The President of the Population Research Institute and the author of Population Control: Real Costs and Illusory Benefits, Steven Mosher, has carefully considered Laudato si and asks over at the New York Post: “Do the Pope and I live on the same planet?”
Answering his question, Mosher argues that the encyclical’s pessimistic tone neglects the much of the progress that’s already been achieved in caring for both the environment and the poor. He writes:
Many of its strong claims about the dire state of the world don’t take into account positive change reported even in UN documents, which themselves tend to magnify environmental and other global problems as a fundraising ploy.

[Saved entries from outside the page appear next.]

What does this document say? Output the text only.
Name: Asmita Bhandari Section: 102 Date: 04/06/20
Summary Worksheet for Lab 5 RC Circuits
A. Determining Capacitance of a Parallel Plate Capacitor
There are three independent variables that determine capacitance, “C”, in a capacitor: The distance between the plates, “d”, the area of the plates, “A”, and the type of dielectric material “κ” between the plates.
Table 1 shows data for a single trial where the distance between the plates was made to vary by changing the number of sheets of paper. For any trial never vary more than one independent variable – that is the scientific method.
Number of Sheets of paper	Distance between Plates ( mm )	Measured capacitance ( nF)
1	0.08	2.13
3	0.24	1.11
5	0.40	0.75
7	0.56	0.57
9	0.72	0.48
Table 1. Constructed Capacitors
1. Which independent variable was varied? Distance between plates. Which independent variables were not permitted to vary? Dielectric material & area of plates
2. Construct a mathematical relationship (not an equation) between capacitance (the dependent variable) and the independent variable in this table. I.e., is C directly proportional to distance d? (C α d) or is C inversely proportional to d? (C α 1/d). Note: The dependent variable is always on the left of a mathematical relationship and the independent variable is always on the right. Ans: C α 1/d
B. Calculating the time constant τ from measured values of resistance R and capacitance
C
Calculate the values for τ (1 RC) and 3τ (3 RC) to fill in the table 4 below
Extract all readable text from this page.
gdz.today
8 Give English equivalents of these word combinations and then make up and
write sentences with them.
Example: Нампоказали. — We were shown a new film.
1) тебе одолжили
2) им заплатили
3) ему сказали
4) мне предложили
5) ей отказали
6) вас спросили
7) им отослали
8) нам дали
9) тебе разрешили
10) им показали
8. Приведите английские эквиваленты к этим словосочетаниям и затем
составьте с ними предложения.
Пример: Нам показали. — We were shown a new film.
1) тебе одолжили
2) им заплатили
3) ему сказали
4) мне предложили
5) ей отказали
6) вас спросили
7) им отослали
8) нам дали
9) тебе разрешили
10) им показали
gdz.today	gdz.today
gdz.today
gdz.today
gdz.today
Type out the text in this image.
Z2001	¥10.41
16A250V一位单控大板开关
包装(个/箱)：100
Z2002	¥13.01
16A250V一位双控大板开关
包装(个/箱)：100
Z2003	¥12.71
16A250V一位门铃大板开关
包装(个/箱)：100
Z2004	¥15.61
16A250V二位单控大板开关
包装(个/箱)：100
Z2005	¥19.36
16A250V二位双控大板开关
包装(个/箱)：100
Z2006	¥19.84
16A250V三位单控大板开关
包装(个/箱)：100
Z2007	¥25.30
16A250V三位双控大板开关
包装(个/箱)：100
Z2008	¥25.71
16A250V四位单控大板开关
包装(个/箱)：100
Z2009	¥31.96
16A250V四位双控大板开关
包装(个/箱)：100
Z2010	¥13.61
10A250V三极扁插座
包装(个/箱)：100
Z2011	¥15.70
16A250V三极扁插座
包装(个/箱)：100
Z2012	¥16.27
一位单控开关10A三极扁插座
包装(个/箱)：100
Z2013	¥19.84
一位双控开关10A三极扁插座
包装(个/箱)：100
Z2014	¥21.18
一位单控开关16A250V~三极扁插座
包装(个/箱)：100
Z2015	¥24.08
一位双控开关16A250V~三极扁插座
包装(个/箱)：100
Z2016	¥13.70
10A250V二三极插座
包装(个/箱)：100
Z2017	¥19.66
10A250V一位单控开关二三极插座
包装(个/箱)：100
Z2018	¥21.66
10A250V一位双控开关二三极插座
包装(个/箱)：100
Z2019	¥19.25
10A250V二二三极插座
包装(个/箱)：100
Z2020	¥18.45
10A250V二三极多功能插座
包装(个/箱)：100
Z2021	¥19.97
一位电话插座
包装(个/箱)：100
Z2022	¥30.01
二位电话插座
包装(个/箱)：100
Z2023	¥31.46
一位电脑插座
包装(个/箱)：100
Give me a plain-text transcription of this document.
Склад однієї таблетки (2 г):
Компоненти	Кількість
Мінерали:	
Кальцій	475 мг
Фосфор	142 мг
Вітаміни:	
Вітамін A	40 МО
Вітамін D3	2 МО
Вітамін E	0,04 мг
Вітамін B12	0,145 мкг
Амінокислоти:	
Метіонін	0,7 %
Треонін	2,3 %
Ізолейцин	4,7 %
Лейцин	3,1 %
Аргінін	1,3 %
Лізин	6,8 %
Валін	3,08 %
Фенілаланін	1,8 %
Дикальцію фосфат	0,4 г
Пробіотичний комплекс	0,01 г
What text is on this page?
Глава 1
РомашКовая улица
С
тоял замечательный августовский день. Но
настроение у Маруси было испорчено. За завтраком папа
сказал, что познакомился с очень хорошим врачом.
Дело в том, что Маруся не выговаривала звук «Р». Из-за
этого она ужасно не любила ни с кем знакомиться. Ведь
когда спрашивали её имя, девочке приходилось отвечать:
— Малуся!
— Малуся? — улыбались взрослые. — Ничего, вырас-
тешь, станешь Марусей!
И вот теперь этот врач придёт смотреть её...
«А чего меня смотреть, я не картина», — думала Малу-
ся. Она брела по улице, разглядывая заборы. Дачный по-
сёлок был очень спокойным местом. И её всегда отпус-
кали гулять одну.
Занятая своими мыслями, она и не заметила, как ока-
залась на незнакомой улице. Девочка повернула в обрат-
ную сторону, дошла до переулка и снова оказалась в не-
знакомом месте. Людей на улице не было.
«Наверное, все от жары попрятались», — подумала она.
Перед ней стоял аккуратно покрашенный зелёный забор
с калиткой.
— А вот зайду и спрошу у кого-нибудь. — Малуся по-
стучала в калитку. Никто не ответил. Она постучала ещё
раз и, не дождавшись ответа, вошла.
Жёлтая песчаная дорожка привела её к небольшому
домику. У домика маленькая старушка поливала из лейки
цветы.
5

In this regard, Mosher cites this discrepancy concerning the issues of: water (¶ 27-31); loss of biodiversity (¶ 32-42); decline in the quality of human life and the breakdown of society (¶ 43-47); and, global inequality (¶ 48-52). In sum:
…a dismal tone of environmental “apocalypse now” pervades the entire document, as when it breathlessly proclaims that: “Doomsday predictions can no longer be met with irony or distain. We may well be leaving to coming generations debris, desolation and filth….our contemporary lifestyle [is] unsustainable …” (¶ 161).
Mosher correctly argues that problem isn’t Pope Francis but the so-called environmental “experts” who were hand-selected by the head of the Pontifical Academy of Sciences, Archbishop Marcelo Sanchez Sorondo. One of those experts, Hans Joachim Schellnhuber, who assisted in drafting the encyclical, happens to be a member of the Club of Rome, a global think tank. In 1972, the group issued the now-discredited “The Limits to Growth” study which famously predicted the world would run out of “nonrenewable resources” in the 1980s and 1990s, and that environmental, economic, and societal collapse would follow.
“In selecting Schellnhuber,” Mosher asserts, “[Archbishop Sanchez Sorondo] might as well have turned the manuscript over to a fundraising copywriter for the Environmental Defense Fund.”
The truth concerning the scriptural injunction to cultivate, rule, and care for the environment is ill-served when ideology—in this case, the ideology of those who worship at the altar of environmentalism—and its propaganda are selected to provide the substantive foundation for the argument.
Where Laudato si promotes that truth, it’s a fine document for serious reflection and action. Where Laudato si veers from that truth, the encyclical can easily be hijacked by environmentalists and their propagandists.